An Optimized Deep Spiking Neural Network Architecture Without Gradients

Authors: Yeshwanth Bethi, André van Schaik, and Saeed Afshar

Presentation type: Poster

Abstract

We present an end-to-end trainable modular event-driven neural architecture that uses local synaptic and threshold adaptation rules to perform transformations between arbitrary spatio-temporal spike patterns. The architecture represents a highly abstracted model of existing Spiking Neural Network (SNN) architectures. The proposed Optimized Deep Event-driven Spiking neural network Architecture (ODESA) can simultaneously learn hierarchical spatio-temporal features at multiple arbitrary time scales. ODESA performs online learning without the use of error back-propagation or the calculation of gradients. Through the use of simple local adaptive selection thresholds at each node, the network rapidly learns to appropriately allocate its neuronal resources at each layer for any given problem without using an error measure. These adaptive selection thresholds are the central feature of ODESA, ensuring network stability and robustness to noise as well as to the selection of initial system parameters. Network activations are inherently sparse due to a hard Winner-Take-All (WTA) constraint at each layer. We evaluate the architecture on existing spatio-temporal datasets, as well as a novel set of tasks based on International Morse Code that we created.
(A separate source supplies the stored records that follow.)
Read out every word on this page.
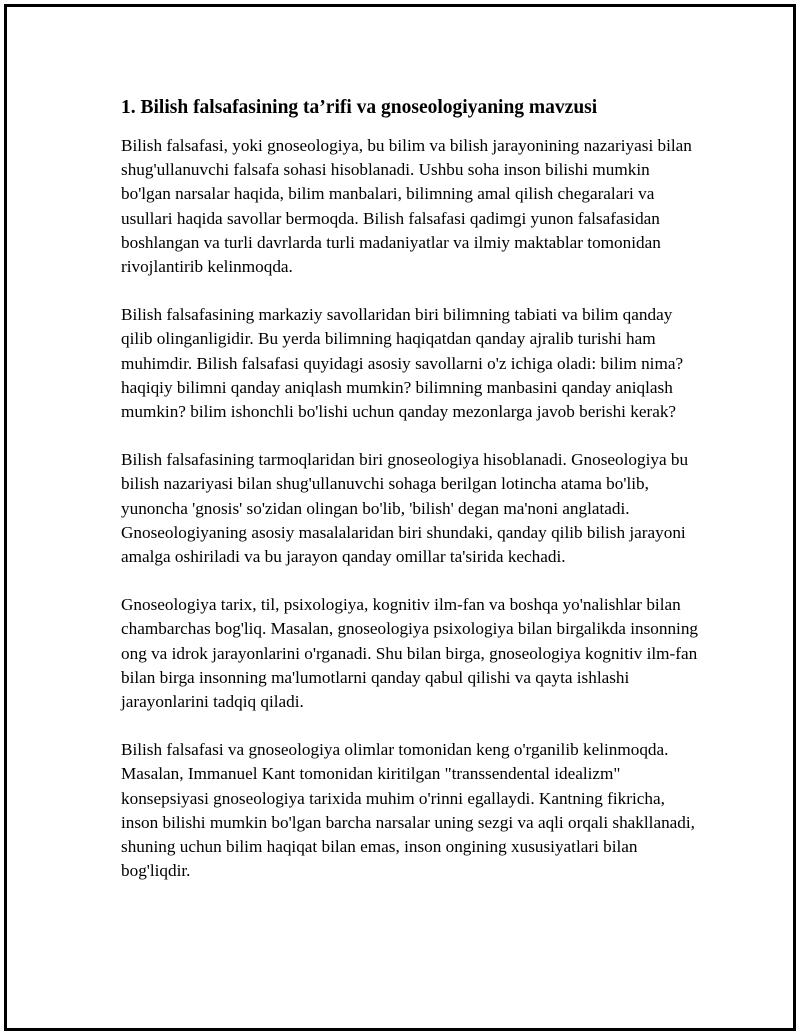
1. Bilish falsafasining ta’rifi va gnoseologiyaning mavzusi

Bilish falsafasi, yoki gnoseologiya, bu bilim va bilish jarayonining nazariyasi bilan shug'ullanuvchi falsafa sohasi hisoblanadi. Ushbu soha inson bilishi mumkin bo'lgan narsalar haqida, bilim manbalari, bilimning amal qilish chegaralari va usullari haqida savollar bermoqda. Bilish falsafasi qadimgi yunon falsafasidan boshlangan va turli davrlarda turli madaniyatlar va ilmiy maktablar tomonidan rivojlantirib kelinmoqda.

Bilish falsafasining markaziy savollaridan biri bilimning tabiati va bilim qanday qilib olinganligidir. Bu yerda bilimning haqiqatdan qanday ajralib turishi ham muhimdir. Bilish falsafasi quyidagi asosiy savollarni o'z ichiga oladi: bilim nima? haqiqiy bilimni qanday aniqlash mumkin? bilimning manbasini qanday aniqlash mumkin? bilim ishonchli bo'lishi uchun qanday mezonlarga javob berishi kerak?

Bilish falsafasining tarmoqlaridan biri gnoseologiya hisoblanadi. Gnoseologiya bu bilish nazariyasi bilan shug'ullanuvchi sohaga berilgan lotincha atama bo'lib, yunoncha 'gnosis' so'zidan olingan bo'lib, 'bilish' degan ma'noni anglatadi. Gnoseologiyaning asosiy masalalaridan biri shundaki, qanday qilib bilish jarayoni amalga oshiriladi va bu jarayon qanday omillar ta'sirida kechadi.

Gnoseologiya tarix, til, psixologiya, kognitiv ilm-fan va boshqa yo'nalishlar bilan chambarchas bog'liq. Masalan, gnoseologiya psixologiya bilan birgalikda insonning ong va idrok jarayonlarini o'rganadi. Shu bilan birga, gnoseologiya kognitiv ilm-fan bilan birga insonning ma'lumotlarni qanday qabul qilishi va qayta ishlashi jarayonlarini tadqiq qiladi.

Bilish falsafasi va gnoseologiya olimlar tomonidan keng o'rganilib kelinmoqda. Masalan, Immanuel Kant tomonidan kiritilgan "transsendental idealizm" konsepsiyasi gnoseologiya tarixida muhim o'rinni egallaydi. Kantning fikricha, inson bilishi mumkin bo'lgan barcha narsalar uning sezgi va aqli orqali shakllanadi, shuning uchun bilim haqiqat bilan emas, inson ongining xususiyatlari bilan bog'liqdir.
These tests demonstrate the hierarchical spatio-temporal learning capabilities of ODESA. Through these tests, we demonstrate that ODESA can optimally solve practical and highly challenging hierarchical spatio-temporal learning tasks with the minimum possible number of computing nodes. We discuss how abstractions of SNN architectures like ODESA can help us investigate the role of SNNs in solving practical machine learning tasks while retaining the core principles of neuromorphic computing like local and event-driven computation.